照片定格永恆那一刻:東德警察康拉德.舒曼頭戴鋼盔、肩掛衝鋒槍,抬腿一躍,19歲的身體凝固在柏林牆上端。說是牆,在1961年8月那個下午,其實才誕生兩天,只是分隔東西柏林的鐵絲網,要在後來,網才會被壕溝、瞭望塔和混凝土牆代替。整個動作不到五秒,卻恰好被西德攝影師捕捉到,馬上出現在報紙電視裏,「躍向自由」的舒曼成為冷戰標誌畫面。
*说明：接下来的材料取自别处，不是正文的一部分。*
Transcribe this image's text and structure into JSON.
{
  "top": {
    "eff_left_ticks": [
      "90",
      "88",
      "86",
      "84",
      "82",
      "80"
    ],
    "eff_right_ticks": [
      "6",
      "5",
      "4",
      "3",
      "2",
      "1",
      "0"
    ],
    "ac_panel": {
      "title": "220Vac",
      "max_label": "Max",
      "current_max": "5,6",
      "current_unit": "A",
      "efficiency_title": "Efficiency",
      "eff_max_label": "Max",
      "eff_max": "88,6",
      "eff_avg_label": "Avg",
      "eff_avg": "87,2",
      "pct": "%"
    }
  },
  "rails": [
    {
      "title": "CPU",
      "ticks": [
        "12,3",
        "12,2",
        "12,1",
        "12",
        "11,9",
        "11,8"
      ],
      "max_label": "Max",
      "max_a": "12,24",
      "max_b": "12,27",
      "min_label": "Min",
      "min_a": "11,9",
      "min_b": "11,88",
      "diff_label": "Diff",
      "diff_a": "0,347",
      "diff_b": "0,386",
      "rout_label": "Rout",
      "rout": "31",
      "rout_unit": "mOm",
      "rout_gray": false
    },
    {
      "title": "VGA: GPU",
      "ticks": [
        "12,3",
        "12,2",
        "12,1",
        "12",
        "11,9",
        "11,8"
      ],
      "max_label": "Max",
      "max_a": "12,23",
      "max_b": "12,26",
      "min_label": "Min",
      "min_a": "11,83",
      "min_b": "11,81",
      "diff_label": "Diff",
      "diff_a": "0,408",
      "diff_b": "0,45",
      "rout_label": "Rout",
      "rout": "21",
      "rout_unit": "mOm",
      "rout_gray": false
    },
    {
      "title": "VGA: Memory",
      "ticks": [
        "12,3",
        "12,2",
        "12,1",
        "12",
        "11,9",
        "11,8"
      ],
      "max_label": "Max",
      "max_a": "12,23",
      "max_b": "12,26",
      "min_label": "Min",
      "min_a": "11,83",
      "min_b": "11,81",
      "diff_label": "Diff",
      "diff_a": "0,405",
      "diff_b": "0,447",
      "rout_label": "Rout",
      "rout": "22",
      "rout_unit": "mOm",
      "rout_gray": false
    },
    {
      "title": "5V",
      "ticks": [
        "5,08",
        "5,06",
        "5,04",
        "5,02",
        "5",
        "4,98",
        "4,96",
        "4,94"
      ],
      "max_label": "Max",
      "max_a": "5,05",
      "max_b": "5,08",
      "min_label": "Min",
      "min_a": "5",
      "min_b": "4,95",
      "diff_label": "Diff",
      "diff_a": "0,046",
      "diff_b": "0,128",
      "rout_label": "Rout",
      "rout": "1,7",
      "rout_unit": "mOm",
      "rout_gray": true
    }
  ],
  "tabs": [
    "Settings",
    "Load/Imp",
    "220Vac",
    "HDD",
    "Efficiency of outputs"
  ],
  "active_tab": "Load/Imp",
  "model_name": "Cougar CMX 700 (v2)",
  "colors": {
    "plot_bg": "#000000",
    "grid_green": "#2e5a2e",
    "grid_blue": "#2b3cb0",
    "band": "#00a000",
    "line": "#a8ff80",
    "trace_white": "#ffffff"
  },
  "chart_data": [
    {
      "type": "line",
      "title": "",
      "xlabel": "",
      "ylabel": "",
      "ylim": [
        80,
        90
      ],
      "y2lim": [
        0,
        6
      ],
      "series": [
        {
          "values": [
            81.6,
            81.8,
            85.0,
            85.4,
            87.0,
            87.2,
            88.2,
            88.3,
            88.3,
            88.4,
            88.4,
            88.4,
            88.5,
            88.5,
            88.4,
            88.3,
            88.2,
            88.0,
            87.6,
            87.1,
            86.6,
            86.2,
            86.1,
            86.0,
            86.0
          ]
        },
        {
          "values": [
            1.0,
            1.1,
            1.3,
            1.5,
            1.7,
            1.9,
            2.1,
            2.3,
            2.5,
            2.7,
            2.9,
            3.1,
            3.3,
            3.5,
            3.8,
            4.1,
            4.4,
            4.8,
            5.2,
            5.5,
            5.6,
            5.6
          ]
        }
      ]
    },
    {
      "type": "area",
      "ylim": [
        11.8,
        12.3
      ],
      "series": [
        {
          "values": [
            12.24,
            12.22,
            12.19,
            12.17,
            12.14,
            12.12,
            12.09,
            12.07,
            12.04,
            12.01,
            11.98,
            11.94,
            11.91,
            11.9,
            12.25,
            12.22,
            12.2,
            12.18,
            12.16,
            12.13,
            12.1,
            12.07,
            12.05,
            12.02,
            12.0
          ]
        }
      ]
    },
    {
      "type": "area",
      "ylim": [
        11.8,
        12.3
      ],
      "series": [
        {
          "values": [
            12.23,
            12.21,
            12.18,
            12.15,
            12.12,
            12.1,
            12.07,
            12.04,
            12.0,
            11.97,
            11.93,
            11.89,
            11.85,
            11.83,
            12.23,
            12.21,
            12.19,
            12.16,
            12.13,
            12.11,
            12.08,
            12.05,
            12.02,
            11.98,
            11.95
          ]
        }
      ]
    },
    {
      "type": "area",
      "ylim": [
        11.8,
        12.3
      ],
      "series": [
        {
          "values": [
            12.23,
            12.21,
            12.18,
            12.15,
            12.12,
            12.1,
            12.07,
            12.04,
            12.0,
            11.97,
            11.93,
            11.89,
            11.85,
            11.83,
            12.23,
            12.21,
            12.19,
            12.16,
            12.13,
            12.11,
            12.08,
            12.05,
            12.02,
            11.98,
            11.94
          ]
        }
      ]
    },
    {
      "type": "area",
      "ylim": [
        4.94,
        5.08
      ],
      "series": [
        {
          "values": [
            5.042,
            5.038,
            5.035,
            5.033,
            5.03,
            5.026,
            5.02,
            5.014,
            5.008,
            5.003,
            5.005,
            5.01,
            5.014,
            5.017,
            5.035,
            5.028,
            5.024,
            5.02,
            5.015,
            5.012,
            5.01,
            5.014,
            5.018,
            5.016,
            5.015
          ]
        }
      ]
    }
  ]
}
自由在西,東方則被牆隔在他身後──在那裏,他既是叛徒也是不少人暗自效仿的模範,之後近三十年光陰裏成千上萬東德人踏上叛逃之路。西方報紙雜誌的訪問做了一千零一遍後,所有的故事都被榨乾。無論是當局還是媒體,沒人對他的新生抱有真摯的興趣,他永遠是那個「從東德來的」小孩,逃不掉。在新的世界裏,他孤身一人,除了酒精,聊以慰藉的就是和仍在東薩克遜的家人通訊。
「從東德來的」舒曼顯然對祖國了解不夠,他正大光明地給家人寫信,地址、姓名都是真的。秘密警察不費吹灰之力就盯上他和他的家人,如果叛國者良心發現終又回頭,跳回來的舒曼又可以貢獻多少宣傳價值。父母的回信裏,溫情背後是國家意志──「回來吧」。舒曼不是沒有動心,在兩德統一前,他曾準備過越過柏林牆,乘火車重回故里。最後一刻,駐紮邊境線的西德警察說服他放棄。
名聲沒有為他帶來可以坐享的財富,幾經周轉,他南下巴伐利亞,成為奧迪公司流水線上不起眼的一員,一幹就是27年,其間也很少去柏林。1991年,牆終於塌掉,他應邀重現舊地,為世人呈現before & after的面貌。他的回鄉之旅也終於成行,可惜家人和舊友對他滿是疑惑與提防,一切都和他想像的不一樣。
再次登上報紙頭條是1998年,這是一條關於自殺的新聞:56歲的舒曼飽受抑鬱之苦,夏日裏的一天,他走去家附近的林木間,上吊身亡。
「躍向自由」的形象從未老去。今天的遊客可以在柏林牆舊址,看到附近建築牆面的大幅畫面。那一躍,似乎改變了他的一生,又似乎沒有。